VOTERS in Japan swarmed to rallies in the summer heat today as official campaigning kicked off for an election that is likely to see Prime Minister Taro Aso's party ousted for only the second time in its 54-year history.

Polls show Aso's conservative Liberal Democratic Party (LDP) headed for a loss in the Aug. 30 vote, which would usher in a government led by the opposition Democratic Party and raise the chances of breaking a policy deadlock in a divided parliament.

The Democrats have pledged to revive the economy by putting more money in the hands of consumers, hold off on raising the 5 percent sales tax for the next four years and adopt a diplomatic stance less subservient to top security ally the United States.

Financial markets would welcome the prospect of smoother policy-making as Japan shakes off a recession, although some analysts say the Democrats' ambitious plans could inflate already high public debt and push up long-term interest rates.

Facing a crowd of hundreds in the western city of Osaka, Japan's second-biggest metropolis, Democratic Party leader Yukio Hatoyama accused the LDP of ignoring the interests of ordinary voters and said it was time for change.

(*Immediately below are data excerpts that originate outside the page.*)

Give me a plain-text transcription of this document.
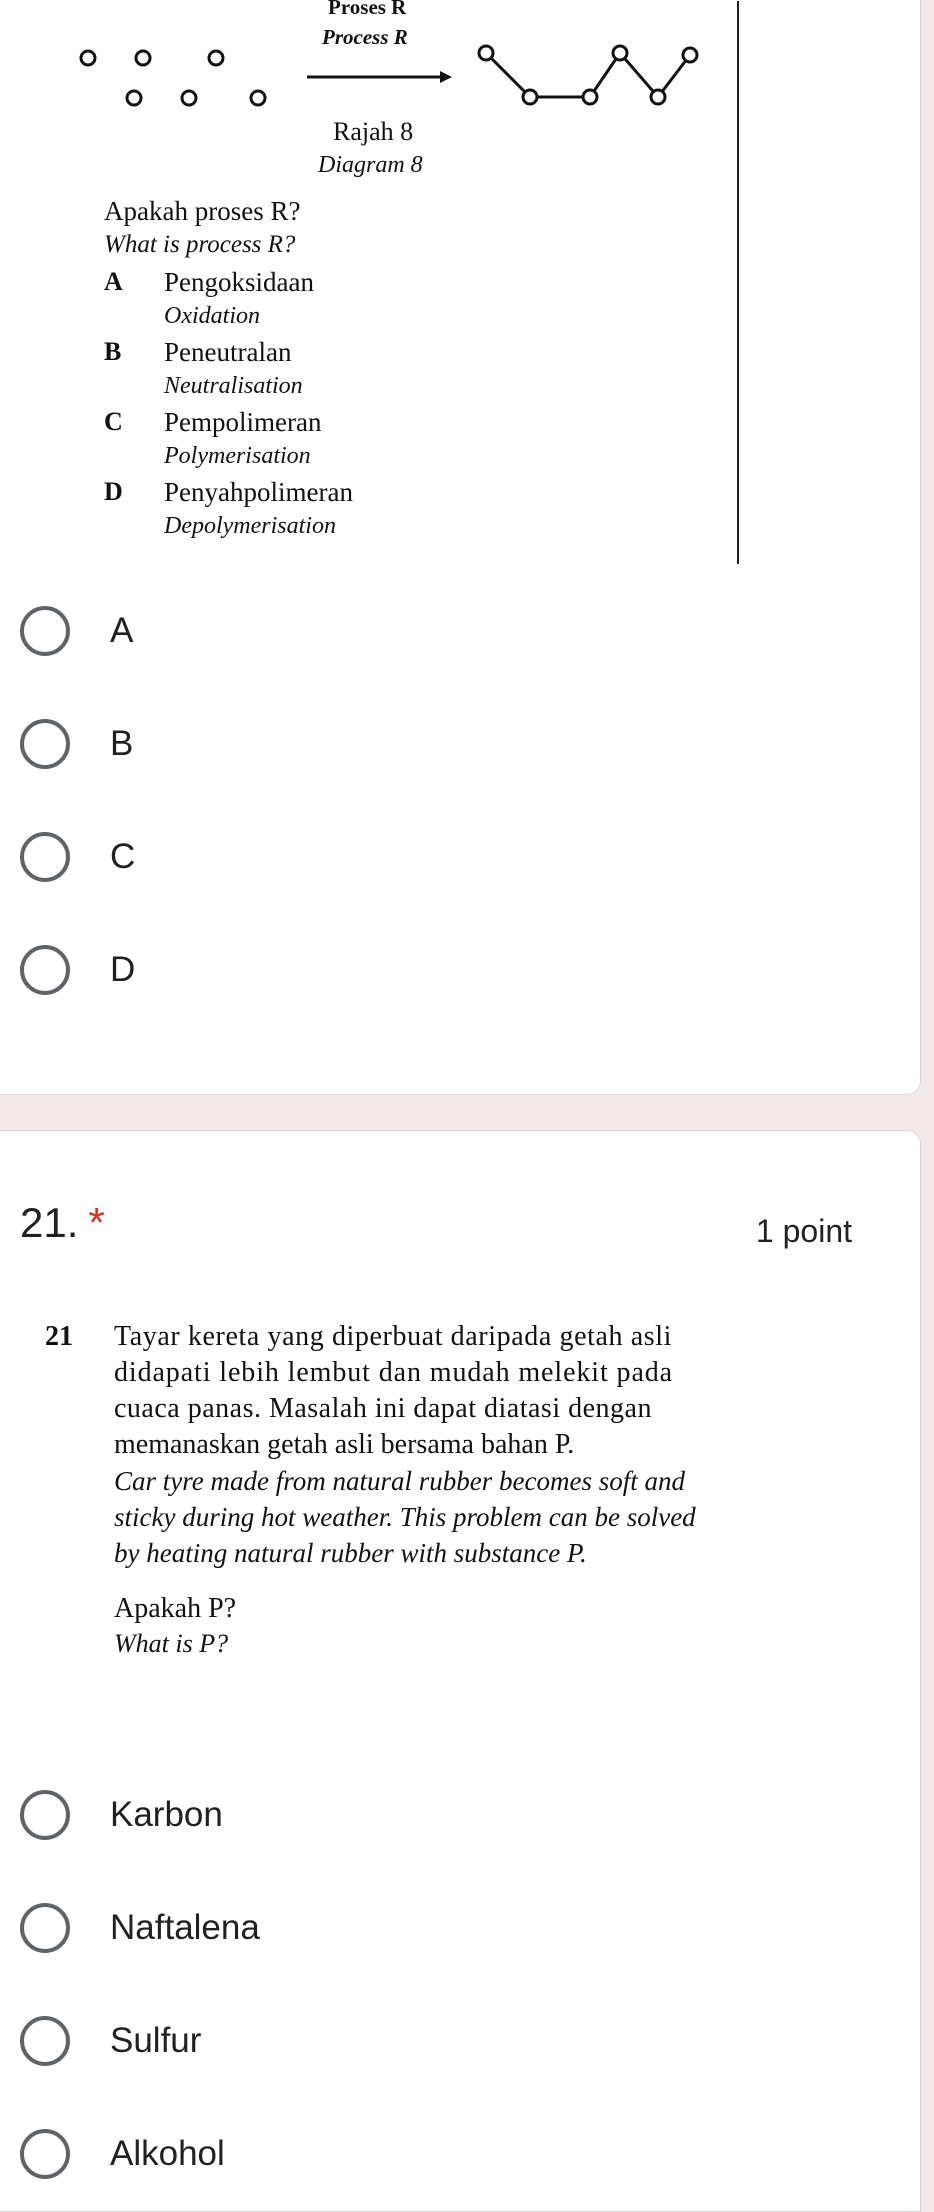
Proses R
Process R
Rajah 8
Diagram 8
Apakah proses R?
What is process R?
A Pengoksidaan
Oxidation
B Peneutralan
Neutralisation
C Pempolimeran
Polymerisation
D Penyahpolimeran
Depolymerisation
A
B
C
D
21. *	1 point
21 Tayar kereta yang diperbuat daripada getah asli
didapati lebih lembut dan mudah melekit pada
cuaca panas. Masalah ini dapat diatasi dengan
memanaskan getah asli bersama bahan P.
Car tyre made from natural rubber becomes soft and
sticky during hot weather. This problem can be solved
by heating natural rubber with substance P.
Apakah P?
What is P?
Karbon
Naftalena
Sulfur
Alkohol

"Everyone, the day has come to rewrite history," shouted Hatoyama, the next prime minister if his party wins the election, to applause and cheers from the crowd who gathered in hats, holding towels and parasols to beat the sun and sweltering heat.

"With your power, let's have the courage to start a new chapter of politics with you all at the centre," he said atop a van as voters waved banners and fans in yellow, the campaign colour for the Democrats' local candidate.

The decade-old Democrats have their best-ever shot at seizing power from the LDP, which has ruled for all but about 10 months since its start in 1955 and is struggling with new challenges such as a fast-ageing population and China's rising clout.

Data yesterday showing Japan's economy returned to growth in the second quarter will probably do little to revive the LDP's fortunes, analysts said, even though the figures marked the end of the country's longest recession since World War Two.


Aso, the 68-year-old grandson of a prime minister and known as a fan of "manga" comics popular with youth, took office last September in hopes of leading the LDP to victory, but voter support has slid after a string of policy flip-flops, verbal gaffes and scandals in his cabinet.

To woo back voters, Aso is crediting the LDP's economic stimulus packages with helping Japan weather the global financial crisis and has accused the Democrats of being weak on security policy and irresponsible on finances.

But even before Aso, voters' anger with the LDP had been on the boil after two predecessors quit abruptly after just a year each and the government was found to have mishandled millions of public pension records, upsetting the elderly in particular.

"It's hard to find anything that's gotten better under the LDP," said Kiyoshi Ikuta, 52, a part-time services worker in Osaka's bustling Namba shopping district ahead of Hatoyama's speech.

"We need a change to stop things from getting worse."

Some voters, however, wondered if the novice Democrats, a mix of former LDP members, ex-socialists and younger conservatives, would fare any better in delivering policies.

The Democrats want to distribute allowances for families with children, eliminate highway tolls and end a gasoline surcharge, but critics say the party is fuzzy on how it will fund these steps.

While the party also wants to reduce bureaucrats' meddling in policies to cut wasteful spending, it needs to tap their expertise to form legislation. On foreign policy, the Democrats had pledged to stand up to Washington but have shifted to a more pragmatic line ahead of the election.

"The Democrats' policies sound tempting, but I'm not sure if I can trust them to do everything they've promised to do," said Tadashi Kinoshita, 72, a long-time LDP supporter who works in real estate.